Tarih boyunca fetihler, sürgünler, soykırımlar, acımasız asimilasyon politikaları ve radikal rejim değişiklikleri, kolektif hafızanın ciddi biçimde hasar görmesine veya kısmen yeniden yazılmasına yol açmış olabiliyor. Fakat buna rağmen yine de ciddi ve köklü bazı unsurlar; kültür, davranış refleksleri, biçim, dil, simge, tavır kolay kolay yok olmuyor. Halbwachs, şaşırtıcı şekilde bu kavramlara, “Hatta yemek tarifleri bile yeraltında yaşamaya devam ederek yüzyıllar sonra yeniden ortaya çıkabilir.” diyor.

Yani?

Maklube unutulmadıkça Cemaat yok olmayacaktır!

Hizmet Hareketi, 2016 sonrası Türkiye’de benzeri az görülmüş sert devlet baskısıyla görünür alandan çekildi; ancak diaspora topluluklarında eğitim kurumları, dini pratikler, yayınlar ve sosyal ağlar aracılığıyla hafıza koruma ve yeniden inşa süreçleri devam ediyor ve edecektir de.

Öte yandan sosyal gruplar, sadece fiziksel varlıklarla değil, paylaşılan anılar, semboller ve ritüellerle de varlıklarını sürdürüyorlar.

Diaspora sosyolojisi bize bu durumun en çarpıcı örneklerini sunmakta: Yahudi diasporası 2000 yıl, Ermeni diasporası 1000 yıl boyunca vatanlarından uzakta yaşamalarına rağmen “kültürel gen havuzları” korumuş ve uygun koşullarda yeniden örgütlenmişlerdir. Kürt diasporası, İrlandalı diaspora ve günümüzde Suriyeli diaspora da benzer örnekler sunmakta.

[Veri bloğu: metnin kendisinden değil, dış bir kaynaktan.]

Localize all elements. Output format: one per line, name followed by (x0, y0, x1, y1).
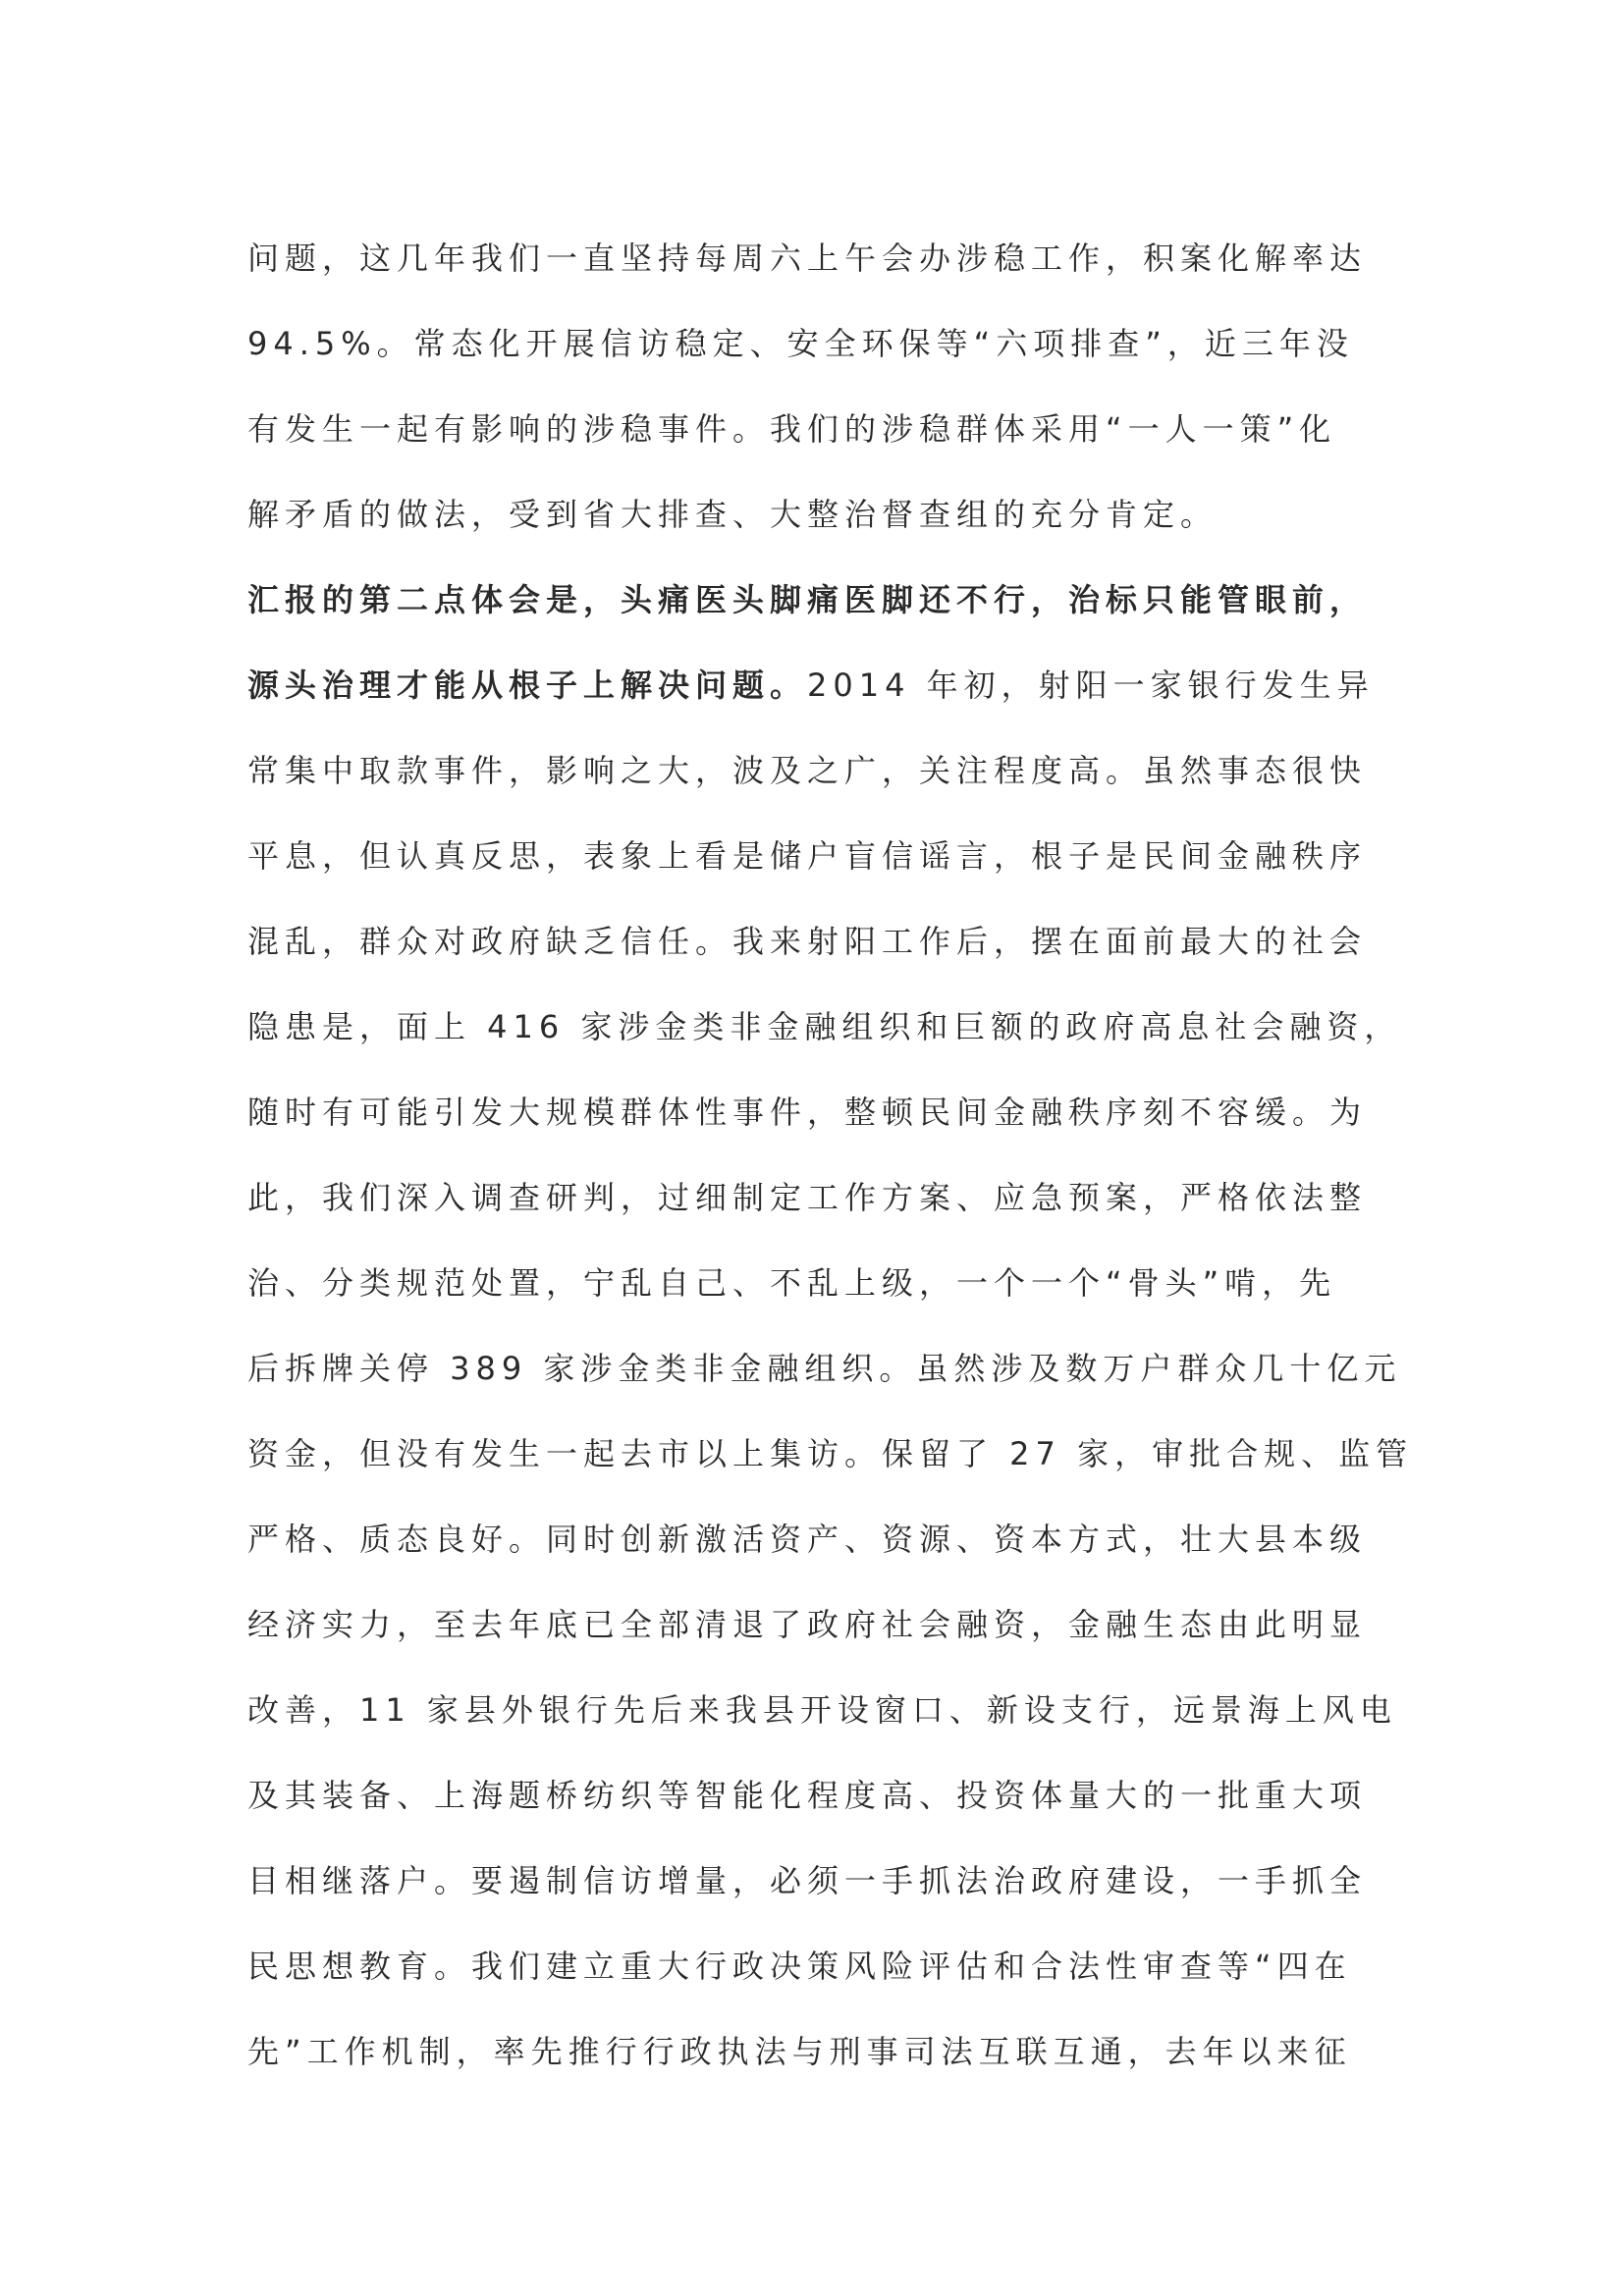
text-line (247, 1070, 1426, 1155)
text-line (247, 1326, 1426, 1412)
bold-heading-text: 源头治理才能从根子上解决问题。 (247, 667, 808, 704)
text-line (247, 387, 1426, 472)
text-line (247, 985, 1426, 1070)
body-text: 混乱，群众对政府缺乏信任。我来射阳工作后，摆在面前最大的社会 (247, 923, 1368, 960)
text-line (247, 1241, 1426, 1326)
text-line (247, 301, 1426, 387)
body-text: 改善，11 家县外银行先后来我县开设窗口、新设支行，远景海上风电 (247, 1691, 1397, 1729)
text-line (247, 558, 1426, 643)
body-text: 有发生一起有影响的涉稳事件。我们的涉稳群体采用“一人一策”化 (247, 410, 1337, 448)
text-line (247, 1582, 1426, 1668)
body-text: 先”工作机制，率先推行行政执法与刑事司法互联互通，去年以来征 (247, 2033, 1352, 2070)
body-text: 治、分类规范处置，宁乱自己、不乱上级，一个一个“骨头”啃，先 (247, 1264, 1337, 1302)
text-line (247, 643, 1426, 728)
body-text: 94.5%。常态化开展信访稳定、安全环保等“六项排查”，近三年没 (247, 325, 1354, 362)
body-text: 资金，但没有发生一起去市以上集访。保留了 27 家，审批合规、监管 (247, 1435, 1414, 1472)
text-line (247, 728, 1426, 814)
text-line (247, 1412, 1426, 1497)
text-line (247, 1753, 1426, 1839)
body-text: 常集中取款事件，影响之大，波及之广，关注程度高。虽然事态很快 (247, 752, 1368, 789)
body-text: 问题，这几年我们一直坚持每周六上午会办涉稳工作，积案化解率达 (247, 240, 1368, 277)
body-text: 隐患是，面上 416 家涉金类非金融组织和巨额的政府高息社会融资， (247, 1008, 1402, 1045)
text-line (247, 1839, 1426, 1924)
body-text: 民思想教育。我们建立重大行政决策风险评估和合法性审查等“四在 (247, 1948, 1352, 1985)
text-line (247, 1155, 1426, 1241)
text-line (247, 472, 1426, 558)
body-text: 经济实力，至去年底已全部清退了政府社会融资，金融生态由此明显 (247, 1606, 1368, 1643)
body-text: 及其装备、上海题桥纺织等智能化程度高、投资体量大的一批重大项 (247, 1777, 1368, 1814)
text-line (247, 216, 1426, 301)
bold-heading-text: 汇报的第二点体会是，头痛医头脚痛医脚还不行，治标只能管眼前， (247, 581, 1368, 618)
body-text: 2014 年初，射阳一家银行发生异 (807, 667, 1375, 704)
text-line (247, 899, 1426, 985)
body-text: 后拆牌关停 389 家涉金类非金融组织。虽然涉及数万户群众几十亿元 (247, 1350, 1402, 1387)
body-text: 随时有可能引发大规模群体性事件，整顿民间金融秩序刻不容缓。为 (247, 1094, 1368, 1131)
text-line (247, 2009, 1426, 2095)
body-text: 平息，但认真反思，表象上看是储户盲信谣言，根子是民间金融秩序 (247, 837, 1368, 875)
body-text: 严格、质态良好。同时创新激活资产、资源、资本方式，壮大县本级 (247, 1521, 1368, 1558)
text-line (247, 1924, 1426, 2009)
text-line (247, 1668, 1426, 1753)
text-line (247, 1497, 1426, 1582)
body-text: 目相继落户。要遏制信访增量，必须一手抓法治政府建设，一手抓全 (247, 1862, 1368, 1899)
body-text: 解矛盾的做法，受到省大排查、大整治督查组的充分肯定。 (247, 496, 1218, 533)
text-line (247, 814, 1426, 899)
body-text: 此，我们深入调查研判，过细制定工作方案、应急预案，严格依法整 (247, 1179, 1368, 1216)
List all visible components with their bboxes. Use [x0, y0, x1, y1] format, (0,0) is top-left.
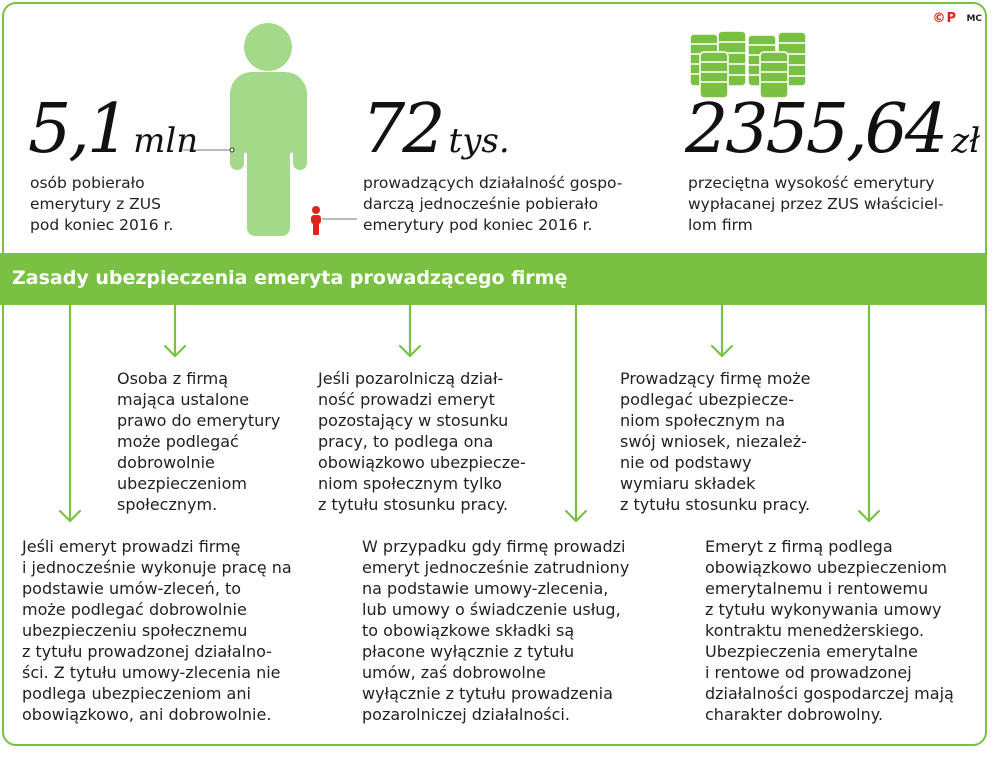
arrow-down-icon — [165, 305, 185, 356]
arrow-down-icon — [712, 305, 732, 356]
arrow-down-icon — [60, 305, 80, 521]
stat-2-unit: tys. — [448, 121, 510, 161]
section-title: Zasady ubezpieczenia emeryta prowadzącego firmę — [12, 267, 568, 289]
stat-1-unit: mln — [133, 121, 199, 161]
rule-upper-3: Prowadzący firmę może podlegać ubezpiecze- niom społecznym na swój wniosek, niezależ- nie od podstawy wymiaru składek z tytułu stosunku pracy. — [620, 369, 811, 514]
arrow-down-icon — [859, 305, 879, 521]
stat-3-description: przeciętna wysokość emerytury wypłacanej przez ZUS właściciel- lom firm — [688, 174, 944, 234]
rule-lower-1: Jeśli emeryt prowadzi firmę i jednocześnie wykonuje pracę na podstawie umów-zleceń, to może podlegać dobrowolnie ubezpieczeniu społecznemu z tytułu prowadzonej działalno- ści. Z tytułu umowy-zlecenia nie podlega ubezpieczeniom ani obowiązkowo, ani dobrowolnie. — [22, 537, 292, 724]
rule-lower-2: W przypadku gdy firmę prowadzi emeryt jednocześnie zatrudniony na podstawie umowy-zlecenia, lub umowy o świadczenie usług, to obowiązkowe składki są płacone wyłącznie z tytułu umów, zaś dobrowolne wyłącznie z tytułu prowadzenia pozarolniczej działalności. — [362, 537, 630, 724]
stat-3-value: 2355,64 zł — [685, 90, 981, 169]
rule-lower-3: Emeryt z firmą podlega obowiązkowo ubezpieczeniom emerytalnemu i rentowemu z tytułu wykonywania umowy kontraktu menedżerskiego. Ubezpieczenia emerytalne i rentowe od prowadzonej działalności gospodarczej mają charakter dobrowolny. — [705, 537, 954, 724]
stat-2-value: 72 tys. — [362, 90, 510, 169]
author-initials: MC — [966, 14, 982, 24]
rule-upper-1: Osoba z firmą mająca ustalone prawo do emerytury może podlegać dobrowolnie ubezpieczeniom społecznym. — [117, 369, 281, 514]
rule-upper-2: Jeśli pozarolniczą dział- ność prowadzi emeryt pozostający w stosunku pracy, to podlega ona obowiązkowo ubezpiecze- niom społecznym tylko z tytułu stosunku pracy. — [318, 369, 526, 514]
stat-2-description: prowadzących działalność gospo- darczą jednocześnie pobierało emerytury pod koniec 2016 r. — [363, 174, 623, 234]
arrow-down-icon — [400, 305, 420, 356]
stat-1-value: 5,1 mln — [28, 90, 199, 169]
stat-3-unit: zł — [951, 121, 981, 161]
arrow-down-icon — [566, 305, 586, 521]
publisher-logo: ©P — [932, 11, 957, 26]
stat-1-description: osób pobierało emerytury z ZUS pod koniec 2016 r. — [30, 174, 174, 234]
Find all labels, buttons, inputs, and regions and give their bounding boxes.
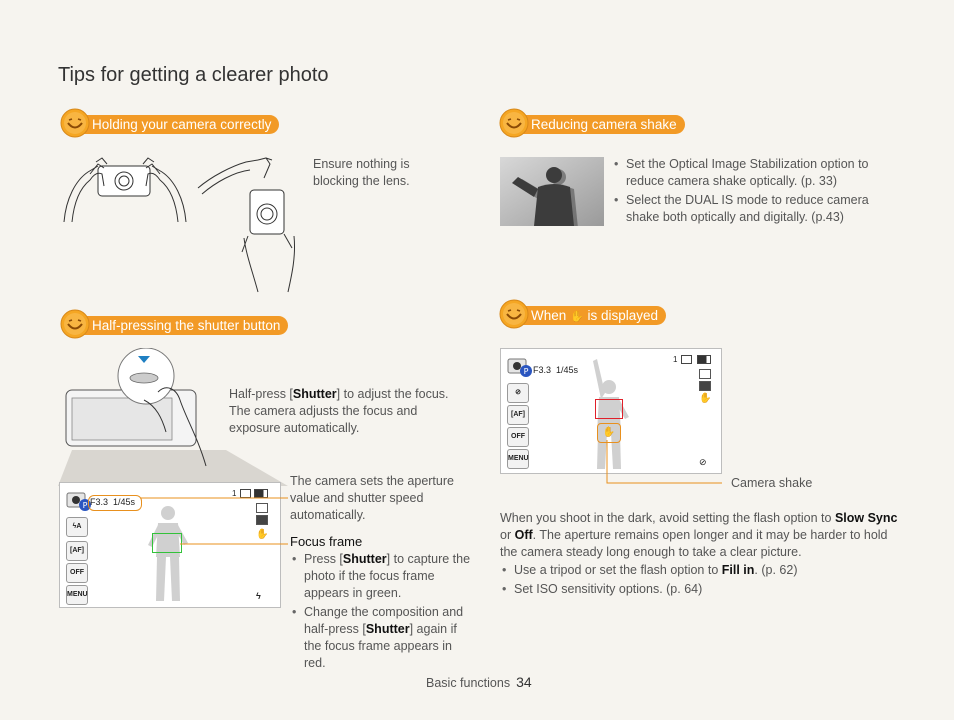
list-item: • Change the composition and half-press [Shutter] again if the focus frame appears in red. (290, 604, 475, 672)
battery-icon (697, 355, 711, 364)
hand-shake-icon: ✋ (699, 393, 712, 404)
aperture-note: The camera sets the aperture value and shutter speed automatically. (290, 474, 454, 522)
menu-button: MENU (66, 585, 88, 605)
list-item: • Set ISO sensitivity options. (p. 64) (500, 581, 900, 598)
hand-shake-icon: ✋ (570, 311, 584, 323)
focus-frame-notes (290, 533, 475, 674)
camera-shake-callout-line (600, 440, 730, 488)
camera-shake-callout: Camera shake (731, 476, 813, 490)
camera-mode-icon (507, 355, 533, 377)
half-press-text: Half-press [Shutter] to adjust the focus. The camera adjusts the focus and exposure automatically. (229, 387, 449, 435)
heading-holding-camera (64, 115, 279, 134)
list-item: • Select the DUAL IS mode to reduce camera shake both optically and digitally. (p.43) (612, 192, 887, 226)
when-displayed-paragraph: When you shoot in the dark, avoid setting the flash option to Slow Sync or Off. The aperture remains open longer and it may be harder to hold the camera steady long enough to take a clear picture. • Use a tripod or set the flash option to Fill in. (p. 62) • Set ISO sensitivity options. (p. 64) (500, 510, 900, 600)
quality-icon (699, 381, 711, 391)
blurred-person-photo (500, 157, 604, 226)
page-footer (426, 674, 532, 690)
heading-when-displayed (503, 306, 666, 325)
heading-label: Holding your camera correctly (92, 117, 272, 132)
holding-text: Ensure nothing is blocking the lens. (313, 157, 410, 188)
flash-menu-icon: ϟA (66, 517, 88, 537)
shot-count: 1 (232, 489, 237, 498)
smiley-icon (60, 108, 90, 138)
svg-text:P: P (82, 501, 88, 510)
exposure-highlight (88, 495, 142, 511)
shot-count: 1 (673, 355, 678, 364)
flash-menu-icon: ⊘ (507, 383, 529, 403)
resolution-icon (699, 369, 711, 379)
smiley-icon (60, 309, 90, 339)
list-item: • Press [Shutter] to capture the photo if the focus frame appears in green. (290, 551, 475, 602)
smiley-icon (499, 299, 529, 329)
menu-button: MENU (507, 449, 529, 469)
hand-shake-warning-icon: ✋ (597, 423, 621, 443)
list-item: • Set the Optical Image Stabilization option to reduce camera shake optically. (p. 33) (612, 156, 887, 190)
timer-menu-icon: OFF (66, 563, 88, 583)
page-title: Tips for getting a clearer photo (58, 64, 329, 86)
memory-icon (681, 355, 692, 364)
heading-half-press (64, 316, 288, 335)
footer-section: Basic functions (426, 676, 511, 690)
smiley-icon (499, 108, 529, 138)
page-number: 34 (516, 674, 532, 690)
focus-menu-icon: [AF] (66, 541, 88, 561)
exposure-readout: F3.3 1/45s (90, 497, 136, 507)
heading-label: Half-pressing the shutter button (92, 318, 281, 333)
heading-reducing-shake (503, 115, 685, 134)
holding-camera-illustration (62, 152, 302, 294)
flash-icon: ϟ (256, 591, 261, 601)
svg-text:P: P (523, 367, 529, 376)
heading-label-pre: When (531, 308, 567, 323)
heading-label: Reducing camera shake (531, 117, 677, 132)
focus-frame-title: Focus frame (290, 534, 363, 549)
callout-lines (140, 490, 300, 550)
flash-off-icon: ⊘ (699, 457, 707, 467)
focus-menu-icon: [AF] (507, 405, 529, 425)
exposure-readout: F3.3 1/45s (533, 365, 579, 375)
reducing-bullets (612, 156, 887, 228)
timer-menu-icon: OFF (507, 427, 529, 447)
focus-frame (595, 399, 623, 419)
heading-label-post: is displayed (587, 308, 659, 323)
list-item: • Use a tripod or set the flash option to Fill in. (p. 62) (500, 562, 900, 579)
hand-shake-icon: ✋ (256, 529, 269, 540)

İnanç temelli gruplar için bu süreç daha da güçlü çünkü “kutsal anlatılar” ve “transhhistorik misyon bilinci”, grup kimliğine ontolojik bir derinlik katar. Gülen’in “Gaye-i Hayal” dediği ve sosyolojinin “Purpose-driven organizations” (amaç odaklı organizasyon) olarak nitelediği araştırmaları gösteriyor ki, misyon odaklı grupların diriliş kapasitesi, çıkar ve menfaat odaklı gruplardan 5-10 kat daha yüksektir. Bu yüzden daha önce defaatle söylediğim gibi, en zayıf sosyal grup bile, en güçlü siyasi partiden her zaman daha uzun ömürlü olmuştur!

Öte yandan sayısal sönümlenme, sosyolojik ölüm anlamına gelmiyor, aksine “latent” dediğimiz bir kuluçka dönem” başlatabiliyor ve grup, “tek bir kişi” bile kalsa, uygun koşullarda eksponansiyel büyüme potansiyeline sahip oluyor.

Bugünlerde “fesih” tartışmaları sıkça yapılmakta. Şahsen bu tartışmaya katılanların, Ruşen Çakır gibi içi-dışı silme kötülük dolu katran karakterliler hariç, hepsinin illa ki bir haklılık noktası olduğunu düşünüyorum.

Böyle düşünüyorum düşünmesine ama bu tartışmanın çok anlamsız olduğuna da tüm kalbimle inanıyorum.

Yazının girişinde belirttiğim gibi, bir kere siz ne yaparsanız yapın burada “esas” sorun Cemaat değil, Tayyip Erdoğan ve ülkenin başına musallat olan siyasal İslam’dır. Dolayısıyla, değil özür dilemek, yere yatıp “Başımızı ez, öyle geç, masumları affet!” deseniz bile vicdanı zerre miktar yerinden kımıldamayacaktır.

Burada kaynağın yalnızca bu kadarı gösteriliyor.